Best Supporting Actor: Matthias Schoenaerts for The Drop - This Belgian actor has come on strong in recent years, with superb performances in Rust and Bone and Bullhead, where his director was also The Drop’s Michael Roskam. As Tom Hardy's nemesis in this underrated drama of Brooklyn bar operators under the thumb of organized crime, Schoenaerts is both quietly intimidating and darkly magnetic.

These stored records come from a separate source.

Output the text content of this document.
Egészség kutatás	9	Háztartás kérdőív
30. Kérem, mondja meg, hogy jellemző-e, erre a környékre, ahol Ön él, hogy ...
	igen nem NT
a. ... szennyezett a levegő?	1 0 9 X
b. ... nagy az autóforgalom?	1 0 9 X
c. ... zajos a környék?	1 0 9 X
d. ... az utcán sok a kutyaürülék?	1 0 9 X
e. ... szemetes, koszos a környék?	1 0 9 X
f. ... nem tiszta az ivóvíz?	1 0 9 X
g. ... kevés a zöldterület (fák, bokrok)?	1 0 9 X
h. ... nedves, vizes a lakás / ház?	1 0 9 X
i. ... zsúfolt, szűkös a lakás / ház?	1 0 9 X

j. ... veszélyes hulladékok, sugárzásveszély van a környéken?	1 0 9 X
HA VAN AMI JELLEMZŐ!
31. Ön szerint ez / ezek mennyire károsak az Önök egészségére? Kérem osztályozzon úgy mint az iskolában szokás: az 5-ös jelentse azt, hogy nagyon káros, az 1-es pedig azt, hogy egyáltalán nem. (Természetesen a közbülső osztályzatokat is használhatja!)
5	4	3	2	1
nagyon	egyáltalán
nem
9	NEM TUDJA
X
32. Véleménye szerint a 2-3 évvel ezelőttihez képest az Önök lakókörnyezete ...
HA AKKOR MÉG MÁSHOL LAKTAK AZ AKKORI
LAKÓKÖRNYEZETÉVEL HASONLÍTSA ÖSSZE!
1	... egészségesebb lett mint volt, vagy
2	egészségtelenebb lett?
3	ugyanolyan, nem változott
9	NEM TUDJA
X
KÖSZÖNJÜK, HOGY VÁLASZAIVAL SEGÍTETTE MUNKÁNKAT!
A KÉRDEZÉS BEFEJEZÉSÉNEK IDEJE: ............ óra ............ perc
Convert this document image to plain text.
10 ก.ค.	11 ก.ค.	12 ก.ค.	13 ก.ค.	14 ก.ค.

Best Supporting Actress: Melissa Benoist for Whiplash - Sure, Tilda Swinton's hilarious turn as the dystopian disciplinarian in Snowpiercer was the glaring omission, but she's gotten plenty of attention for her memorably over-the-top role. Benoist makes a big impression more quietly and with very little screen time as the girl Miles Teller pursues and later rejects in the name of musical perfection. Benoist's heartbroken kiss-off to Teller at a diner is played perfectly.


Best Director: James Gray for The Immigrant - I’ll be happy as a clam to see Richard Linklater walk away with the award for Boyhood, as many expect he will. But Gray's delicate, classical visual craftsmanship deserved some recognition and might have received it had The Weinstein Company not treated the movie like an unwanted stepchild.

Best Adapted Screenplay: Dennis Lehane for The Drop - Lehane's books have been brought to the screen effectively before (Mystic River, Shutter Island), but this time the author did it himself with a terrific adaptation of his short story "Animal Rescue." Lehane must really be fond of this story, because after writing the screenplay he also expanded it into a novel.


Best Original Screenplay: Jim Jarmusch for Only Lovers Left Alive - Indie cinema icon Jarmusch is so celebrated as a stylist that not enough attention is paid to his equally distinctive writing. His witty, melancholy take on vampire mythology is packed with rich, sometimes poetic dialogue.


Best Cinematography: Peter Flinckenberg for Concrete Night - Let's give the Academy credit for nominating the black-and-white Polish drama Ida in this category. Though that film has been a bit overrated overall, it does have a memorably stark visual palette. Still, as black-and-white foreign films go, this Finnish tale of troubled siblings (which was submitted for Best Foreign Language Film consideration, but didn't make the Academy's cut) is a true dazzler. From its high-contrast scenes of realism to evocative dream imagery, it displays real beauty in every frame.


Best Foreign Language Film: 7 Boxes - While Concrete Night would also be fully deserving of this honor, the Academy tends to lean toward serious movies and overlooks well-crafted entertainment, so the inclusion of this fast-paced thriller from Paraguay would buck that trend. It paints a portrait of the underclass in that country within genre boundaries: wheelbarrows in a street market take the place of cars on the highway. With well-drawn characters in a tightly crafted story, 7 Boxes has qualities a lot of bland Hollywood chase films would do well to emulate.